Reuters/Mike Cassese

General Motor's announcement that Mary Barra will take over for Dan Akerson next year, becoming the automaker's first female CEO, is an important step forward for an industry that has been, and remains, dominated by men.

It also follows a highly successful 33-year career at GM. Here's a look back at how Barra, 51, went from inspecting fender panels as a teen to the auto industry's first female chief.

Barra is a GM lifer in every sense. Her father was a die-maker at a Pontiac plant for almost 40 years, Fortune reports. Her first car was a Chevy. And her very first job at GM came at age 18, when she participated in a GM program that helped pay her college tuition. She spent half the year working for the company, initially inspecting fender and hood panels at a Pontiac plant.

Barra has been with the company since graduating from Kettering University, then called the General Motors Institute, in 1985 with a degree in electrical engineering. She started as a senior engineer at a Pontiac Fiero plant, according to Fortune. She was quickly recognized as someone with management potential, and GM sent her to Stanford Business School.

Immediately after getting her MBA, she got her first job as a GM manager, running manufacturing planning. Then came a series of increasingly visible jobs, including executive assistant to GM's CEO in the mid '90s, fixing a troubled internal communications department, turning around an important and troubled Detroit plant, and bringing data and efficiency to the company's messy human resources department, which earned her a spot on GM's executive committee.

Throughout that time, Barra managed to avoid the toxic politics that had come to define GM's internal culture. Instead, her career at GM has been defined by a drive toward efficiency, agility, and better quality, things that the company sorely lacked as it fell behind other automakers.

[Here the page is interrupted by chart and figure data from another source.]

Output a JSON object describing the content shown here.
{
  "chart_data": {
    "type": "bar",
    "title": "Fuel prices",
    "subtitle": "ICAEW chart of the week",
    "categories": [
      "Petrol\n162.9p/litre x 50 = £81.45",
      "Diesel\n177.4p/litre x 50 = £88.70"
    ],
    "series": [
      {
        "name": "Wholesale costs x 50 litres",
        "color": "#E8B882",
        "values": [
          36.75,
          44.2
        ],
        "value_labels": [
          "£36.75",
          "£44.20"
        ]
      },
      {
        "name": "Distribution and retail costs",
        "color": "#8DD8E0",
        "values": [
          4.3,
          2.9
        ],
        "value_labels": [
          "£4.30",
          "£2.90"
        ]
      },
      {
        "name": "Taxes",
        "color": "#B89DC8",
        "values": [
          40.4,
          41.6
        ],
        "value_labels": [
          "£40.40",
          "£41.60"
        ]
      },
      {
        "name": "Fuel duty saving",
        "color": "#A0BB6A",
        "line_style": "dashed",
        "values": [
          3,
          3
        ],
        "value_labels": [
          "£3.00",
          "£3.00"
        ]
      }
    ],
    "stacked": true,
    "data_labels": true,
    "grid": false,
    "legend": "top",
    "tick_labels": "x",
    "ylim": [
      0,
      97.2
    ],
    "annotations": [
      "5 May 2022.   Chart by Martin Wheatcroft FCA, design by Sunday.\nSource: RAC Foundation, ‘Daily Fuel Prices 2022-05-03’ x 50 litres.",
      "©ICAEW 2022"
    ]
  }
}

But there was a lot of dysfunction to cut through, she said in an interview with Forbes.

"I think I lost six months of my life being sent to meetings to argue about a communications protocol," said Barra. "The problem is the engineers in the room could have made a decision, but they weren't empowered to. Frankly, if we'd just picked one, it didn't matter."

Part of the confusion came from the manufacturing side. In that first job in a Pontiac factory, Barra saw defect after defect in hood and fender panels.

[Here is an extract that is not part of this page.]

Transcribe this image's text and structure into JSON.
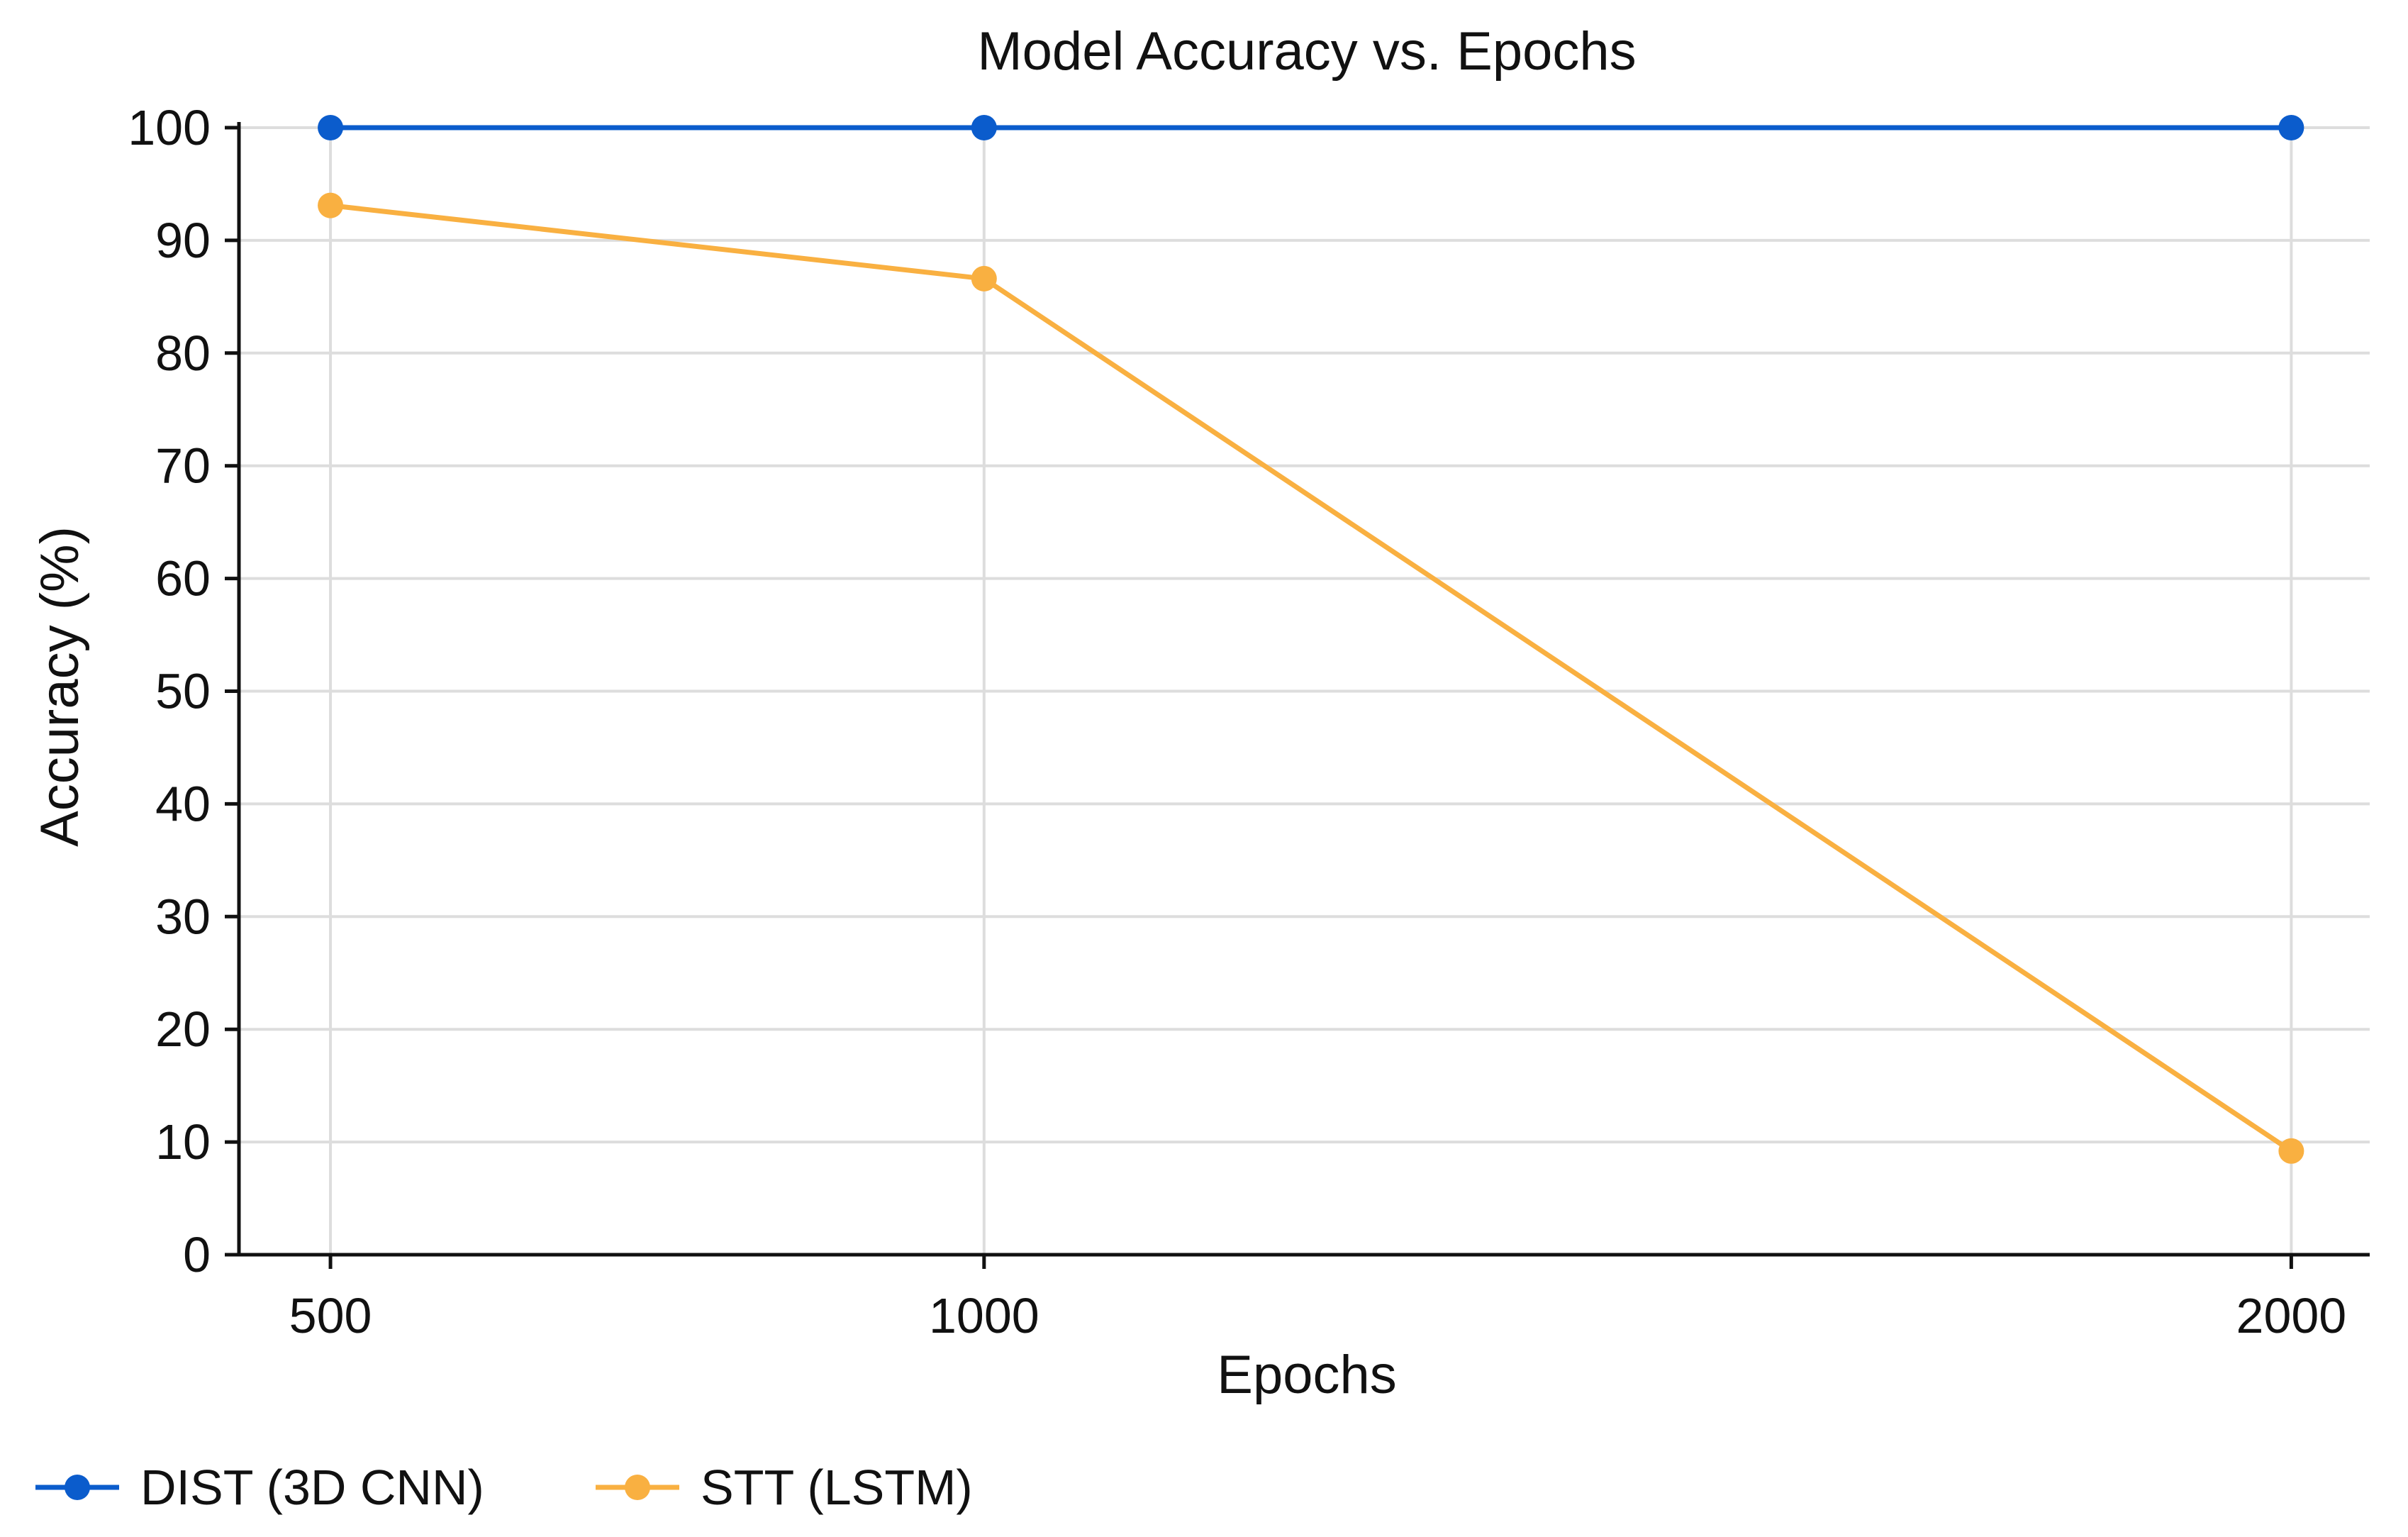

Barra tackled the inefficient internal organization and poor manufacturing processes as head of HR. She also made her mark on the all-important product development side when she revamped a complicated management structure that had three executives in charge of every car model.

In 2011 came her biggest test: She was appointed senior vice president for global product development, determining the look, feel, and engineering of GM's most important products, despite having very little experience in designing or developing vehicles. Her manufacturing and quality background came through, resulting in a noticeable uptick in the quality and perception of GM's vehicles.

Barra is a historic choice to lead the company, and a highly qualified one. And although GM is free of its ties to the U.S. government, it still has a great deal of ground to make up, and she has her work cut out for her.